Jan 10, 2023
Highlights of the SECURE Act 2.0
Nearly 50% of Americans make a New Year’s resolution in early January. The most popular categories being exercise, diet, and money. One of First Pacific Financial’s annual resolutions is to continue our exceptional care of clients in an increasingly complicated financial world. We have found that by working together we can make money resolutions unnecessary!
One item that was likely missed by many as they wrapped up the year was the passing of the SECURE Act 2.0 by Congress on December 29, 2022. This is a massive 350-page bill that creates changes in rules that roll out over many years. We felt it important to cover the highlights for those interested. We know that many strategies are yet to be discovered in the SECURE Act 2.0 and our list of changes is certainly not comprehensive.
Your personal financial situation and the conversations that you have with your trusted financial professionals will best help you understand how this new law will affect you.
The following changes are effective in 2023:
- Required Minimum Distribution (RMD) age is being pushed back. If you were born in 1950 or earlier, there are no changes for you. If you were born from 1951-1958, your RMD will start in the year in which you turn age 73. For those who are age 72 this year, you get another year before your RMD is required. If you were born in 1959 or later, your RMD will start at age 75.

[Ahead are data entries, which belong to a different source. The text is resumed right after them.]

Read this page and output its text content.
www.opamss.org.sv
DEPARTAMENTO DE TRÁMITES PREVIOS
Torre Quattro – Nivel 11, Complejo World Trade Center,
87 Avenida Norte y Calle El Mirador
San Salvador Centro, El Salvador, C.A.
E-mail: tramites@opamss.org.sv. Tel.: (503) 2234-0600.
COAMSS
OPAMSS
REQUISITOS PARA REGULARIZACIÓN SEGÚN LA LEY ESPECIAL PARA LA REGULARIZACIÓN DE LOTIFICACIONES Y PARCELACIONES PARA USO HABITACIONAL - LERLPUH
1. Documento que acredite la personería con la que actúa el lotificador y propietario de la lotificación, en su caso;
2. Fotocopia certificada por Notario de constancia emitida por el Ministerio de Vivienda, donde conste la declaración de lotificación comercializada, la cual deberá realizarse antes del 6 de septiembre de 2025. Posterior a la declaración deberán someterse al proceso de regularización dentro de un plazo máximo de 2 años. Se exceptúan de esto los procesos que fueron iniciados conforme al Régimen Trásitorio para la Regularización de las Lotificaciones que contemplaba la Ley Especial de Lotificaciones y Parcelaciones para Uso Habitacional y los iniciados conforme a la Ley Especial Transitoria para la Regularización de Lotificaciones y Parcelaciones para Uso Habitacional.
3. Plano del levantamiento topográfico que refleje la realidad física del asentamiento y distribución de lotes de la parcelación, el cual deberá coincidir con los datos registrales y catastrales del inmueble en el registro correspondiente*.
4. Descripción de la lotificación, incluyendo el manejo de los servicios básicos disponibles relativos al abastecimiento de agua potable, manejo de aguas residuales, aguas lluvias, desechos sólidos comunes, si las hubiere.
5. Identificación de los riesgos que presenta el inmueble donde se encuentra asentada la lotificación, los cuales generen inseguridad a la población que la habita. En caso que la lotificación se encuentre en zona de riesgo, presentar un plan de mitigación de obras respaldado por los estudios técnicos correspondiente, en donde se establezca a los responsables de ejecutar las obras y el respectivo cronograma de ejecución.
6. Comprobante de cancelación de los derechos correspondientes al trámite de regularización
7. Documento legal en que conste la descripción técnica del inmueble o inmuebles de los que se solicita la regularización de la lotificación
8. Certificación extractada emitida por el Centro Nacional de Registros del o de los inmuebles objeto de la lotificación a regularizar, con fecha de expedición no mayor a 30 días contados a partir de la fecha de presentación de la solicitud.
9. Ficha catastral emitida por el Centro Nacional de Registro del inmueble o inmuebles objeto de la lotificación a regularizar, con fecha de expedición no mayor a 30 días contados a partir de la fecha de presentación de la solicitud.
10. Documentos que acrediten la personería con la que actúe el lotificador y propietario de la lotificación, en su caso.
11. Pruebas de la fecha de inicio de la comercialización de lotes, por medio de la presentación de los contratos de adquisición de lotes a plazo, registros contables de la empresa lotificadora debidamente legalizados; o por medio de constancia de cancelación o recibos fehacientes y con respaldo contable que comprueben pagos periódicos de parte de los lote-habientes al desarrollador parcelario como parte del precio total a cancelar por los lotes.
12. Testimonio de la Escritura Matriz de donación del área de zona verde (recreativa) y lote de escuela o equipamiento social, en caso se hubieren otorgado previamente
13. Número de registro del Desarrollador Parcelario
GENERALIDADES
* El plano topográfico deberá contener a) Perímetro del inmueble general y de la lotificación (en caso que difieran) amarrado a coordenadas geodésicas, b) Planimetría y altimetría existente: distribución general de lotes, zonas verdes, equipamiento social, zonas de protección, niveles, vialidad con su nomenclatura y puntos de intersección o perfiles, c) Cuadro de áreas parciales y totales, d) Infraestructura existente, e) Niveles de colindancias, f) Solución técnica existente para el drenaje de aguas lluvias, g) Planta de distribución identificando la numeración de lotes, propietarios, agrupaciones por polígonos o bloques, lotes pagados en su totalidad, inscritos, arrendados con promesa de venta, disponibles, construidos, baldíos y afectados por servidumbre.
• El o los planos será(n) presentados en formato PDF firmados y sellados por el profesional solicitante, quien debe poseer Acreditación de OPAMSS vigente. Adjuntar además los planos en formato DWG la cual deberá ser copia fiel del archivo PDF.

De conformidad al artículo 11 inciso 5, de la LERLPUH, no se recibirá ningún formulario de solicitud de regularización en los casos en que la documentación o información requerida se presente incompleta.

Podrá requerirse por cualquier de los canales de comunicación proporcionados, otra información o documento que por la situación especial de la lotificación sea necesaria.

- Not changing: Qualified Charitable Distributions can still be taken starting at age 70.5.
- The penalty for failing to take your RMD is reduced from 50% to 25% and reduced even further to 10% if you fix it quickly (we are not exactly sure what is interpreted as quickly).
- The new provisions allow for Roth options in both SEP IRAs and SIMPLE IRAs.
- In retirement plans, employers will be allowed to put employer contributions into Roth 401(k)s at the employee’s request. Previously, employers had to put their portion into the traditional pre-tax 401(k).
- In retirement plans, student loan payments will now count as elective deferrals for employer matching purposes (should the retirement plan allow).
- There are new start-up 401(k) incentives for small businesses including auto enrollment and contribution limits that match IRA contribution limits (currently $1,000).
The following changes are effective in 2024:
- Transfers from 529 Accounts to Roth IRAs will now be allowed for a 529 Plan beneficiary when the plan has been in effect for at least 15 years. There are additional stipulations that the last 5 years of earnings and contributions are ineligible and a maximum of $35,000 can be moved from the 529 Plan to a Roth IRA. The maximum amount you can move each year is based on IRA contribution limits which cannot exceed the annual limit, and is currently $6,500 for 2023. The conversion of 529 Plan assets to a Roth IRA is not subject to the income limit stipulations for Roth IRA contributions.
- The Qualified Charitable Distribution (QCD) limit of $100,000 stays the same but will be adjusted for inflation starting in 2024. There is also a one-time $50,000 allowance to fund a Charitable Remainder Trust or Charitable Gift Annuity.
- Roth accounts in retirement plans such as 401(k)s and 403(b)s will no longer be subject to RMDs starting in 2024, even if you were already taking RMDs previously.
- IRA catch-up contributions (currently $1,000) will increase with inflation starting in 2024.
- If you have earned income over $145,000, your catch-up contribution will need to be into a Roth (after-tax) 401(k). If the employer does not offer a Roth option, you may not be able to make a catch-up contribution.
- There are added election options for IRAs when one spouse passes away.
The following change is effective in 2025:
- The catch-up contributions for people aged 60, 61, 62, and 63 will increase to the greater of $10,000 or 150% of the regular catch up contribution from the previous year. There are some discrepancies in the amount and calculation, but there is time for this to be interpreted. The important part is that there will be the ability for people in this age group to make additional contributions.